El cardenal Cañizares y la espiral del silencio

El cardenal Cañizares ha dado un paso adelante. Y se coloca, desde Valencia, a la cabeza de las declaraciones públicas. Hasta el presente había guardado un silencio elocuente. Da la impresión que ha llegado el momento de conquistar un cierto liderazgo y romper con una especie de espiral del silencio sobre algunos temas que afectan a la antropología cristiana y a sus consecuencias políticas.

La pastoral de este fin de semana, “Unidad: futuro y responsabilidad de todos”, aborda una serie de temáticas clásicas en el argumentario del cardenal Cañizares. Pero lo hace con la nueva perspectiva del pontificado del Papa Francisco, con formulaciones, ciertamente interesantes, como esa que hace referencia a quienes “en lugar de guardar a las gentes, las llevan a la intemperie, a las periferias existenciales, y las dejan abandonadas”.

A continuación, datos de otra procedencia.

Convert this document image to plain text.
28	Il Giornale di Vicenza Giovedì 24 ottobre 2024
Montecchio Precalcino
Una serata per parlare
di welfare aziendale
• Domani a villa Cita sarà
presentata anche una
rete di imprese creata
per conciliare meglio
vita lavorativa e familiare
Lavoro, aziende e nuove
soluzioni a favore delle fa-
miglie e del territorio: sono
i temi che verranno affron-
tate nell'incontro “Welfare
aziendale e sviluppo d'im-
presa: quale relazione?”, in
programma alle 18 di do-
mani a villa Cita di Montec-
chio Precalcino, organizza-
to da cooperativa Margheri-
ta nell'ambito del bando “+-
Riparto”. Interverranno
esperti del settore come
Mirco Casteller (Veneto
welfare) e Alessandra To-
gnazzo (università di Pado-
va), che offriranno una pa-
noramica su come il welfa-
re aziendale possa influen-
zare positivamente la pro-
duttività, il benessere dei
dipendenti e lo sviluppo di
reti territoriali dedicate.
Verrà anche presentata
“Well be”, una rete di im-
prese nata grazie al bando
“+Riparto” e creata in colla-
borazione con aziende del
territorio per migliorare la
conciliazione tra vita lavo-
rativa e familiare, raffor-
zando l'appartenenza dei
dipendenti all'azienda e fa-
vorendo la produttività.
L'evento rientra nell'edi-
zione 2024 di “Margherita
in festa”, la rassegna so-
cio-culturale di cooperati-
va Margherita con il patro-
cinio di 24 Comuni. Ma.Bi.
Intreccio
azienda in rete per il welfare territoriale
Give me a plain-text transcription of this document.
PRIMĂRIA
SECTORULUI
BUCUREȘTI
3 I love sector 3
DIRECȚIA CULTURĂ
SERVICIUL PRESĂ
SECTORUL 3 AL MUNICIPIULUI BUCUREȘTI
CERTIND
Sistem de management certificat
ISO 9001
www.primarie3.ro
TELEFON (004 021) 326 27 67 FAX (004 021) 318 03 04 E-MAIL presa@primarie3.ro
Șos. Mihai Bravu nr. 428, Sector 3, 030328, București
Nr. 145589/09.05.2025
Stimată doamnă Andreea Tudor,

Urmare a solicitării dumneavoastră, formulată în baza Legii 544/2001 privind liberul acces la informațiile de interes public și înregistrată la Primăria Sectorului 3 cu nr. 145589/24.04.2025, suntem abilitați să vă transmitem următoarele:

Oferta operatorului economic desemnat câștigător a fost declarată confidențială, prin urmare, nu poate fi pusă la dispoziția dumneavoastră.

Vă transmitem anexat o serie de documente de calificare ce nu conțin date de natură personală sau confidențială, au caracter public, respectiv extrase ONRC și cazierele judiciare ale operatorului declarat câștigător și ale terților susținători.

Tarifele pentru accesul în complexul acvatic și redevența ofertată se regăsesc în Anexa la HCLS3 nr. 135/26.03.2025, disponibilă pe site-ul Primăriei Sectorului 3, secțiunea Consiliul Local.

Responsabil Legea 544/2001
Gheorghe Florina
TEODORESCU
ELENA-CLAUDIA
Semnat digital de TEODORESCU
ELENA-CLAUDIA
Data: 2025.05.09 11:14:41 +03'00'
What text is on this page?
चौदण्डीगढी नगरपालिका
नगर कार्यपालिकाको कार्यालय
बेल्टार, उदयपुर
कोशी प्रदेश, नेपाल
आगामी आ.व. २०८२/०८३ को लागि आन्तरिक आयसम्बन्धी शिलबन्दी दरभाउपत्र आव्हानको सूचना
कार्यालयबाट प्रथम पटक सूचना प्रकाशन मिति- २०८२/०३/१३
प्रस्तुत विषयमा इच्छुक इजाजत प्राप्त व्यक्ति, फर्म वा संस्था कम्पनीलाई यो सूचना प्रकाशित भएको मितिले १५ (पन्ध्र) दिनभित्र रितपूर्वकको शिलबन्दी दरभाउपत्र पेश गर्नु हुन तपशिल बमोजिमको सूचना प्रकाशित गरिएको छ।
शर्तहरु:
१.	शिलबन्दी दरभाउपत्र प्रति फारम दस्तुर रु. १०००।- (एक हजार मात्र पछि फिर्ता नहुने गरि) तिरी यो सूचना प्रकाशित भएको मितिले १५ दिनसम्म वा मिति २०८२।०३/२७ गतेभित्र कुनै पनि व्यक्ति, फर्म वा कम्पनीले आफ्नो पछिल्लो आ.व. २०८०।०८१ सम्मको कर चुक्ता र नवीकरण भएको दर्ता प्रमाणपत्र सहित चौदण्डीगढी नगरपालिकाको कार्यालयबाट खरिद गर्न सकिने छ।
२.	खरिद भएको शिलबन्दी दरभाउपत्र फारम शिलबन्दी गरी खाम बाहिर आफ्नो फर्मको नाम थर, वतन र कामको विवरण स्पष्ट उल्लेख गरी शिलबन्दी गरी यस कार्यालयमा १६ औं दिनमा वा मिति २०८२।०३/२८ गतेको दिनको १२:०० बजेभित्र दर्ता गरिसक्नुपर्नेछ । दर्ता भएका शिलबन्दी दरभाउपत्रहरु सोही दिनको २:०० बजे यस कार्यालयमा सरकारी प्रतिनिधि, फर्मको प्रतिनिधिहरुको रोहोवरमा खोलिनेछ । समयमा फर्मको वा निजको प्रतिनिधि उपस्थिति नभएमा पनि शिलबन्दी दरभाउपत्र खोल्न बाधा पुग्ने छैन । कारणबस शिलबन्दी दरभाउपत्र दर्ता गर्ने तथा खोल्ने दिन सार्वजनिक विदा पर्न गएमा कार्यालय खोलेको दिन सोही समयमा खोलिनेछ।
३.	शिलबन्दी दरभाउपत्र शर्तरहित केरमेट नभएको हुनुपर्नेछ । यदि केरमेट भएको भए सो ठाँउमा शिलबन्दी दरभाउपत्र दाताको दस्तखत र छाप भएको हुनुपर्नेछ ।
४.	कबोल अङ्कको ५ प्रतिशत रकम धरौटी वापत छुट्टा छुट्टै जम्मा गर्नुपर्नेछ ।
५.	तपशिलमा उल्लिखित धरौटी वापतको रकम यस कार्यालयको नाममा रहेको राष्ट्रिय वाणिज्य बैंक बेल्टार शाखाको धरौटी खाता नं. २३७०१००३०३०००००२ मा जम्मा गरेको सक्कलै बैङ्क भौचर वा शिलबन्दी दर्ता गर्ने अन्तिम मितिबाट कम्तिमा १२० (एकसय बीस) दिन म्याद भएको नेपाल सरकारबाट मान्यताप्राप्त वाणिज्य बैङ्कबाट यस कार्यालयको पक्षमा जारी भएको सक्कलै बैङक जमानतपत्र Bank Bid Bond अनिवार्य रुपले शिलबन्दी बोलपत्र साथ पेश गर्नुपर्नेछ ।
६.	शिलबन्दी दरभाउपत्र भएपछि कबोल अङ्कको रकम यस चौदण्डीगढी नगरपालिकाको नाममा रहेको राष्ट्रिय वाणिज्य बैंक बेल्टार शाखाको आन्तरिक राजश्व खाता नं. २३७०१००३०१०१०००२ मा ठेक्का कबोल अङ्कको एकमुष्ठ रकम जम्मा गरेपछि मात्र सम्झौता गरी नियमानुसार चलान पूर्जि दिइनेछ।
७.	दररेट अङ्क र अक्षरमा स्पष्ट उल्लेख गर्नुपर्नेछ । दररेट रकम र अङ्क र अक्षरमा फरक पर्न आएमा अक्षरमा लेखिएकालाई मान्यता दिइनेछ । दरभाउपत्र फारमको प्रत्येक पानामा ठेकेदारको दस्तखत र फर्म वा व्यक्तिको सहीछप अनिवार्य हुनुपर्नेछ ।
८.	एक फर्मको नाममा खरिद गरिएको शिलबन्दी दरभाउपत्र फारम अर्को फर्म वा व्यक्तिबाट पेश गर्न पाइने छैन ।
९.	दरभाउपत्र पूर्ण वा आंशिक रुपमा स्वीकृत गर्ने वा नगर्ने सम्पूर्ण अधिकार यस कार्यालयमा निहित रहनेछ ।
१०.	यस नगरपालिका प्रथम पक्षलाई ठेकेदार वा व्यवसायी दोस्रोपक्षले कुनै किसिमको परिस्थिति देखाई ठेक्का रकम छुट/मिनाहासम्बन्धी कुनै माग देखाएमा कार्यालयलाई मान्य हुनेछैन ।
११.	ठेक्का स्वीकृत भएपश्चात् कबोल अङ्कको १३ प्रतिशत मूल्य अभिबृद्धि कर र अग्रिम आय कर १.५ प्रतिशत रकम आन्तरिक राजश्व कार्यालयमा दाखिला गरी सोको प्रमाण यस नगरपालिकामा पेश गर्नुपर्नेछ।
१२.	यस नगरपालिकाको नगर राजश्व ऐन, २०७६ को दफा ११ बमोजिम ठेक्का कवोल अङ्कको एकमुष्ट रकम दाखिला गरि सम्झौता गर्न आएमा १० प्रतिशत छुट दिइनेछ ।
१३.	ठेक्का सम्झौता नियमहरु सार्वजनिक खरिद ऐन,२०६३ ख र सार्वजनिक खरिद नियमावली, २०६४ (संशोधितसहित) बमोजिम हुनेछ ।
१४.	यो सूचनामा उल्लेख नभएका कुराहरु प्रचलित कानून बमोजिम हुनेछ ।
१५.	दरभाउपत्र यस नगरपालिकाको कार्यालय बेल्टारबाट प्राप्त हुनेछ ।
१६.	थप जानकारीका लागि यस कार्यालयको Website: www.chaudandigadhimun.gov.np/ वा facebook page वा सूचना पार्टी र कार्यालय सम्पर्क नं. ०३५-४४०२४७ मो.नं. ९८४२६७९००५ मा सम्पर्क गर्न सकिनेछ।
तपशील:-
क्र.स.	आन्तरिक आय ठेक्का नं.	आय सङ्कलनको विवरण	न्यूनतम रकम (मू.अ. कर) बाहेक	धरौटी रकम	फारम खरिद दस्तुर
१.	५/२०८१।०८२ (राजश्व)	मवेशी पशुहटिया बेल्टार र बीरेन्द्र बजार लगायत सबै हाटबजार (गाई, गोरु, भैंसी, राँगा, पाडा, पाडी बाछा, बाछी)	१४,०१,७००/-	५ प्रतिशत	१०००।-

Una pastral que es una especie de interpelación a la conciencia pública, una invitación a un examen de conciencia colectivo ante lo que está ocurriendo.

Pero el grueso de la carta pastoral se encuentra en las referencias al problema de la situación moral de España, de “nuestra patria”. Atravesamos un momento de “división, desconcierto”. División que se acentúa en torno a cuestiones fundamentales. Y de ahí la pregunta, en un descenso al nivel argumental práctico: “¿A qué espera el Tribunal Constitucional para pronunciarse sobre el recurso de la actual legislación que legitima el aborto y que, dígase lo que se quiera, acaba de ratificarse en el Parlamento español, perpetuando el gravísimo error y mal de la actual legislación y actuando contra el hombre…?”.

Para el cardenal Cañizares, la cuestión del aborto es “el gravísimo error y mal de nuestra legislación”. ¿Habrán tomado nota en el PP?

Más delante, don Antonio Cañizares habla de España, “amenazada de destrucción por secesionismos y nacionalismos que apoyan intereses particulares y, se diga lo que se diga, no son más que ideología”. Se puede decir más alto pero no más claro.

No hay que olvidar que el cardenal Cañizares, arzobispo de Valencia, es miembro del Comité Ejecutivo de la Conferencia Episcopal. No sería extraño que algunos de estos temas se hayan abordado en ese foro clave para la Iglesia en España.